Things, however, are looking up in Kentucky, a state that has wrangled with sports betting as long as Missouri has, according to Bussmann. The issue “is starting to make further traction in the state, [bringing] some level of hope that it may make it through both houses and finally allow a gaming state, largely dominated by Historic Horse Racing machines and pari-mutuel wagering, to offer another form of legal gaming.” As in Missouri, the fate of sports wagering lies with the state Senate.
Minnesota lawmakers are taking another run at the sports-betting issue, although Bussmann cautioned that the legislation was currently undergoing “committee onslaught.” Not only do the state’s two horse tracks want a piece of the action, proponents must try to keep all 11 of the Minnesota-based Native American tribes on one page, although only nine are enrolled in the Minnesota Indian Gaming Association.
Bussmann thinks the key to getting the bill passed is finding bipartisan agreement in a schismatic legislature. He worries that it will become “a Christmas tree bill to appease all sides,” including strictures on promotions, limits on wagering, and other add-ons that could ultimately drag it down to defeat.

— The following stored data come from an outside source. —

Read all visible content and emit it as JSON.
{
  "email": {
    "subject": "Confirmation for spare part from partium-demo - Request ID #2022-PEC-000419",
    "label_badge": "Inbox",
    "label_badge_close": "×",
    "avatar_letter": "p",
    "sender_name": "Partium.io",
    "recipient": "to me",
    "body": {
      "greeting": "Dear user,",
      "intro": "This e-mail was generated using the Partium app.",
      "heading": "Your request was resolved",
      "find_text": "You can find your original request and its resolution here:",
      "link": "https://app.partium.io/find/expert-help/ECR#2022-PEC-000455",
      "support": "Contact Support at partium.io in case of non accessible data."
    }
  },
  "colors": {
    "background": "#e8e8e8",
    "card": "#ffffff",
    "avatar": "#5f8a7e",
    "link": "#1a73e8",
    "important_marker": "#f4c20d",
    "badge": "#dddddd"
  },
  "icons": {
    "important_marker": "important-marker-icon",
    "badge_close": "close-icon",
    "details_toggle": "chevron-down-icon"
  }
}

Swiftly summarizing the remaining states in play, Bussmann described the North Carolina legislature as “a waiting game,” but noted that survey data shows citizens heavily in favor of expanded sports betting. Virginia is said to be turning a blind eye to gray-market slot routes and leaving the possibility of a fifth casino — whether in Richmond, Petersburg, or elsewhere — “on the cutting floor.”
Thanks to regulatory uncertainty, sports-wagering constraints in Nebraska are likely to continue, while a Nevada lottery faces “an uphill battle, but will they make the same challenges that other [states] have done in the past of taking this to ballot to then find a loophole to pull it back?” Bussmann left his question unanswered.